Yamoussoukro a accueille depuis le mardi 1 octobre 2024, un atelier visant à valider la politique nationale de migration de la main-d’œuvre. Cet événement, qui a rassemblé des ministères techniques, des organisations d’employeurs, de travailleurs, des structures étatiques, des représentants de la société civile et des partenaires techniques et financiers, avait pour objectif de partager et valider les résultats de l’analyse situationnelle réalisée sur la migration de la main-d’œuvre, ainsi que d’examiner la faisabilité des recommandations proposées.
L’Organisation Internationale du Travail (OIT), à travers ses projets JLMP-ACTION, AGRIDOM et FAIR 3, soutient depuis décembre 2022 le Ministère de l’Emploi et de la Protection Sociale dans l’élaboration de cette politique. L’objectif principal est de fournir un document de référence pour la gestion des migrations en Côte d’Ivoire, en accord avec les priorités nationales telles que le Plan National de Développement (PND) et la Politique Nationale de l’Emploi (PNE).
Le Directeur Général de l’Emploi, Franck Dogoh Madou, a officiellement ouvert les travaux, rappelant l’importance de cette initiative : « À l’heure où les questions de migration de main-d’œuvre s’inscrivent dans les agendas internationaux, leur intégration dans nos plans nationaux est indispensable. Cette politique nationale permettra de définir les stratégies prioritaires pour une gestion cohérente de la migration en Côte d’Ivoire ».
Selon Ouattara Kolo, de l’Observatoire de l’Emploi et des Métiers, la Côte d’Ivoire reste un carrefour migratoire majeur en Afrique de l’Ouest, attirant de nombreux migrants malgré les crises politiques et économiques passées. Le pays est marqué par une forte immigration intra-africaine, en particulier dans le secteur informel, notamment l’agriculture et les services domestiques. Cependant, il connaît également une émigration croissante de ses ressortissants à la recherche de meilleures opportunités à l’étranger.
La gestion de la migration en Côte d’Ivoire reste encore fragmentée malgré les efforts déployés par le gouvernement. Une politique nationale de migration de la main-d’œuvre pourrait offrir une réponse cohérente aux nombreux défis actuels, notamment la protection des droits des travailleurs migrants et la régulation des flux migratoires. Cette politique vise à renforcer la coopération sous régionale pour une gestion plus efficace des migrations.
L’élaboration de cette politique repose sur une large consultation des acteurs concernés. Le processus a été amorcé par une analyse situationnelle dont les résultats ont été présentés lors d’une session en ligne le 9 septembre 2024. Cet atelier de validation à Yamoussoukro constitue une étape cruciale avant l’adoption officielle de la politique nationale.
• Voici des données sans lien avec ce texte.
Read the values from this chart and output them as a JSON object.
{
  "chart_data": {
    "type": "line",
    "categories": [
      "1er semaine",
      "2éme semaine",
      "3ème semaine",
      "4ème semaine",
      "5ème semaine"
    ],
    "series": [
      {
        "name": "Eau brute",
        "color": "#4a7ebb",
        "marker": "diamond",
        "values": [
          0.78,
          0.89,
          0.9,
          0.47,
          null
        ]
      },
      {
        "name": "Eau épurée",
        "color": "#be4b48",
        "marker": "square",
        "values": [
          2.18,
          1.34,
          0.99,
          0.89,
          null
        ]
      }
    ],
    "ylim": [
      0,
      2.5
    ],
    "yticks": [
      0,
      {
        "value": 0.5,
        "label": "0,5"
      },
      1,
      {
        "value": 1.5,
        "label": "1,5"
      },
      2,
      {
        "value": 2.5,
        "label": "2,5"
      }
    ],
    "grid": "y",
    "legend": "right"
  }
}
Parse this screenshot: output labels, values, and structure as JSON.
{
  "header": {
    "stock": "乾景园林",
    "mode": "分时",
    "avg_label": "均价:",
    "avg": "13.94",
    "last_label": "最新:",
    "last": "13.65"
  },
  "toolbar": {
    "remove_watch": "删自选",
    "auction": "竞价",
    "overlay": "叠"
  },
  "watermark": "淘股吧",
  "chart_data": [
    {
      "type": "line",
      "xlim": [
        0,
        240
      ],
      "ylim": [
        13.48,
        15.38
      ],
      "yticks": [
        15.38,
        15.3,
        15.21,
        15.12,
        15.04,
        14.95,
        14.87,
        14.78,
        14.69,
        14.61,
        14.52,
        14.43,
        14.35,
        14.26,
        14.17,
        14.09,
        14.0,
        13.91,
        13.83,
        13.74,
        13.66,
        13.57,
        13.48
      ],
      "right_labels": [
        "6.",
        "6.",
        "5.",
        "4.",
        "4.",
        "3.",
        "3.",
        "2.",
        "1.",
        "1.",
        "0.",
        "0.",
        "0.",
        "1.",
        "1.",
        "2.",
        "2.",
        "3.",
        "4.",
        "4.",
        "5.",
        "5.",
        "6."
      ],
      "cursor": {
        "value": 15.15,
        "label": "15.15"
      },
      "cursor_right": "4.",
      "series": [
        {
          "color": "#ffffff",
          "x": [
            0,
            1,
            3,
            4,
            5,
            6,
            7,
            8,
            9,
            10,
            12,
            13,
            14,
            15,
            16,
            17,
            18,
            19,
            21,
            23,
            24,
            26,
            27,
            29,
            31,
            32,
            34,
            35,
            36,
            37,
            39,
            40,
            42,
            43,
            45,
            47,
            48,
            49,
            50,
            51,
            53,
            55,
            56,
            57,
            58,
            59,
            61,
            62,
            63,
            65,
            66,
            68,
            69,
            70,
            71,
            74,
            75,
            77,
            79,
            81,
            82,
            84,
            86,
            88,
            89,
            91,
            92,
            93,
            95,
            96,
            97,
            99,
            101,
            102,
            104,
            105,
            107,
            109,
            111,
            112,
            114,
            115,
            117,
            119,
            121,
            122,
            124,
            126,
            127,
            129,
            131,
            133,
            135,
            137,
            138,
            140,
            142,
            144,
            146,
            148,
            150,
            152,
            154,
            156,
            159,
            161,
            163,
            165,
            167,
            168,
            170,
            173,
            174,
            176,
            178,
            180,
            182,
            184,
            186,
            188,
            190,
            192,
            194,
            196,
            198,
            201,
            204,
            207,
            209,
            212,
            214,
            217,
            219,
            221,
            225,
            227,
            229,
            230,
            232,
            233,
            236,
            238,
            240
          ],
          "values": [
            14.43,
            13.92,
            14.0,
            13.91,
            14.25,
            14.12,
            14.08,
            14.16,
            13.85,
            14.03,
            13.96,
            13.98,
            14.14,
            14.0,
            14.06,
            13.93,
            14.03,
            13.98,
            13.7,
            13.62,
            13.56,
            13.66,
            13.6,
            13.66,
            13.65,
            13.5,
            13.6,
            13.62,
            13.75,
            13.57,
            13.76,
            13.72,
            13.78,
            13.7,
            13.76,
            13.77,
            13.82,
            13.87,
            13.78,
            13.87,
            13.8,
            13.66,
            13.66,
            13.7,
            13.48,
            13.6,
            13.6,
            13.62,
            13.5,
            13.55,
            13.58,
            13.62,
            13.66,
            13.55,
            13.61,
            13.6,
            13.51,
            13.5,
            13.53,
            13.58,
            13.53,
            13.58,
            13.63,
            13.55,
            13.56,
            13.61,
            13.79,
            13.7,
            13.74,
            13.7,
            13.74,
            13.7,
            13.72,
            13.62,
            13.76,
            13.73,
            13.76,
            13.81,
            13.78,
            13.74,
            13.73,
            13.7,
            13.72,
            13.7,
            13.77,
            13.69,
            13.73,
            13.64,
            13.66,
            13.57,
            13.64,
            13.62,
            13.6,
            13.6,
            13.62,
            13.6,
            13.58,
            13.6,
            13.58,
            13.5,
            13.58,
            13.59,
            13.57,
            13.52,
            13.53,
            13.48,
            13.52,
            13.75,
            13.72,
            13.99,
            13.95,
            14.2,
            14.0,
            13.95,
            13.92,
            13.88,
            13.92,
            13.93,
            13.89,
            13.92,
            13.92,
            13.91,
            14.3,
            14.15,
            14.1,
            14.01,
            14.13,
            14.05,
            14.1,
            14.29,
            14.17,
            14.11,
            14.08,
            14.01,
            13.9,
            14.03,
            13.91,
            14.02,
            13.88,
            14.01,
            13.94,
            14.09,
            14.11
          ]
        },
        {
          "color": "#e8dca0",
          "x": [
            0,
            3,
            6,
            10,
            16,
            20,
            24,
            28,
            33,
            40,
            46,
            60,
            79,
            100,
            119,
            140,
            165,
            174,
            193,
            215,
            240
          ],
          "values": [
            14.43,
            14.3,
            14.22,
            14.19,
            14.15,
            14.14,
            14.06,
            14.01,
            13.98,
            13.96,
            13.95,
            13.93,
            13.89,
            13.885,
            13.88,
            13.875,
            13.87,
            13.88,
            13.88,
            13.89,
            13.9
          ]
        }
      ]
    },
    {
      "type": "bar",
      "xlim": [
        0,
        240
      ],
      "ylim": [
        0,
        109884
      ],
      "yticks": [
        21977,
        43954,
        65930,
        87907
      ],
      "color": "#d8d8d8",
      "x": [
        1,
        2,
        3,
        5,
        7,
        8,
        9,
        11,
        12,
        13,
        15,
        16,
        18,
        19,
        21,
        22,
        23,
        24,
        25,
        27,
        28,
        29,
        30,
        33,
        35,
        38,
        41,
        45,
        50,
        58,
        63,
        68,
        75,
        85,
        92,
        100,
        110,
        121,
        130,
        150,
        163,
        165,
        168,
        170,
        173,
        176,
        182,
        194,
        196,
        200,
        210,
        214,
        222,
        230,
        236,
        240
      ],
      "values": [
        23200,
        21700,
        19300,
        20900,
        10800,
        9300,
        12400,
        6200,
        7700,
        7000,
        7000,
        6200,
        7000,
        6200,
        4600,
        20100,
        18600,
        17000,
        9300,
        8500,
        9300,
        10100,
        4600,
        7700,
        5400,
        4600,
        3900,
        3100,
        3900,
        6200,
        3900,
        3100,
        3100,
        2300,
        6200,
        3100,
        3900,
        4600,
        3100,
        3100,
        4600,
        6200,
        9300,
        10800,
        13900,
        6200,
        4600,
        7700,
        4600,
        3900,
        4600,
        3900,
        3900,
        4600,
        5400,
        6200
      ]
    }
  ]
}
La représentante de l’Union africaine, Bolly Odette, ainsi que Jean-Marie Kagabo, spécialiste senior de l’OIT, ont rappelé que cette initiative marque un tournant décisif pour la Côte d’Ivoire dans la gestion de sa migration de main-d’œuvre, répondant aux besoins urgents de protection des travailleurs et d’intégration des questions migratoires dans les plans de développement.